The Condensed Nearest Neighbour undersampling on the data produces some very Interesting results. The KNN and D-Tree classifiers to very well and the bias is seemingly removed however Linear Regression and Gradient Boost infact are biased towards the original minority class. I suppose The reason that the Linear Regression and Gradient Boost are biased towards the original minority class is because once we apply CNN Undersampling the Minority Class becomes the Majoirty by 7%.

While in the previous Dataset we saw that CNN undersampling gave us great results here we see that it actually ends up being inferior to smote.

# _Conclusion_

We haves seen throughout this notebook what Bias is and how we can attempt to remove it.
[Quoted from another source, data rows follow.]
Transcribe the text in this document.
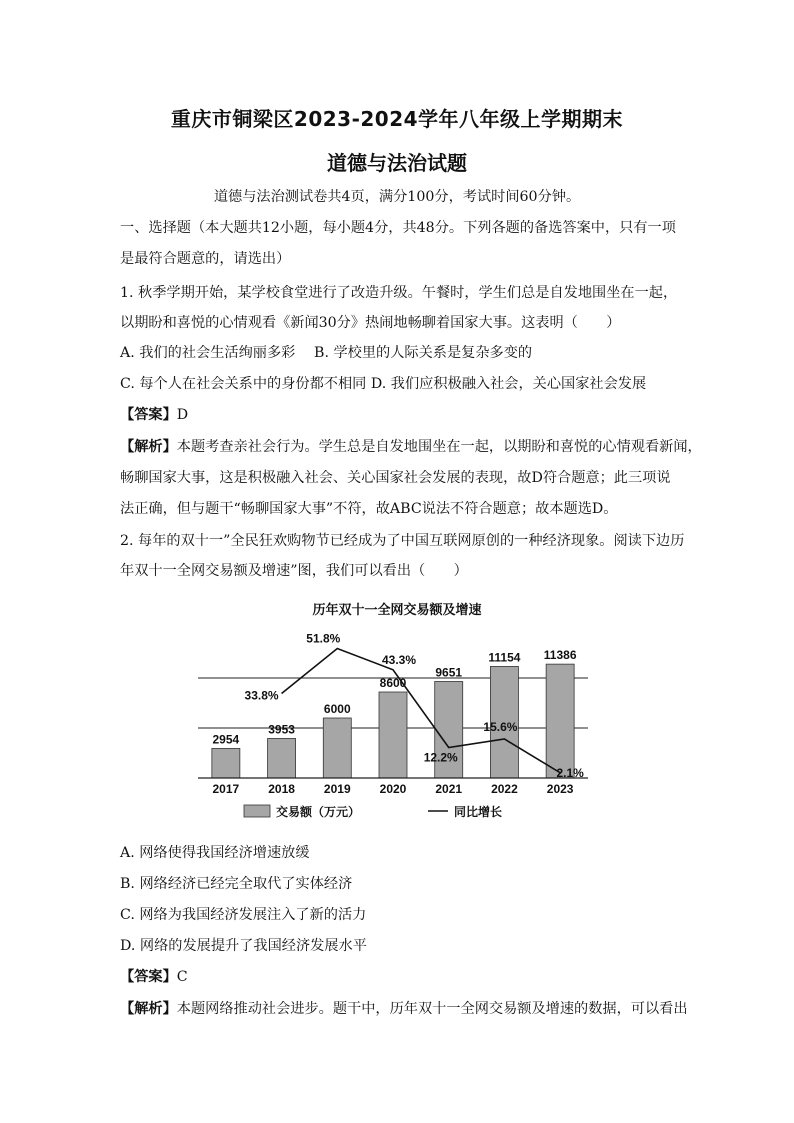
重庆市铜梁区2023-2024学年八年级上学期期末
道德与法治试题
道德与法治测试卷共4页，满分100分，考试时间60分钟。
一、选择题（本大题共12小题，每小题4分，共48分。下列各题的备选答案中，只有一项
是最符合题意的，请选出）
1. 秋季学期开始，某学校食堂进行了改造升级。午餐时，学生们总是自发地围坐在一起，
以期盼和喜悦的心情观看《新闻30分》热闹地畅聊着国家大事。这表明（　　）
A. 我们的社会生活绚丽多彩　 B. 学校里的人际关系是复杂多变的
C. 每个人在社会关系中的身份都不相同 D. 我们应积极融入社会，关心国家社会发展
【答案】D
【解析】本题考查亲社会行为。学生总是自发地围坐在一起，以期盼和喜悦的心情观看新闻，
畅聊国家大事，这是积极融入社会、关心国家社会发展的表现，故D符合题意；此三项说
法正确，但与题干“畅聊国家大事”不符，故ABC说法不符合题意；故本题选D。
2. 每年的双十一”全民狂欢购物节已经成为了中国互联网原创的一种经济现象。阅读下边历
年双十一全网交易额及增速”图，我们可以看出（　　）
历年双十一全网交易额及增速
2954
3953
6000
8600
9651
11154 11386
33.8%
51.8%
43.3%
12.2%
15.6%
2.1%
2017 2018 2019 2020 2021 2022 2023
交易额（万元）	同比增长
A. 网络使得我国经济增速放缓
B. 网络经济已经完全取代了实体经济
C. 网络为我国经济发展注入了新的活力
D. 网络的发展提升了我国经济发展水平
【答案】C
【解析】本题网络推动社会进步。题干中，历年双十一全网交易额及增速的数据，可以看出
We see that using Over Sampling and Undersampling Strategies can remove Bias from our Samples and thus remove it from our Models. 

Something else Interesting we can draw from our experiements here is that the Regression Models are much more sensitive to Bias We can see this as they often underclassify the minority class much more than a k-NN and a Decision Tree. we also see that the best model out of the 4 for dealing with bias with theses small feature datasets. 

Overall we can clearly conclude that Bias in a sample set leads to Machine Learning Models being Biased. which in itself is a great conclusion to be able to draw as it arms us with the knowledge goign forward how Bias effects Models.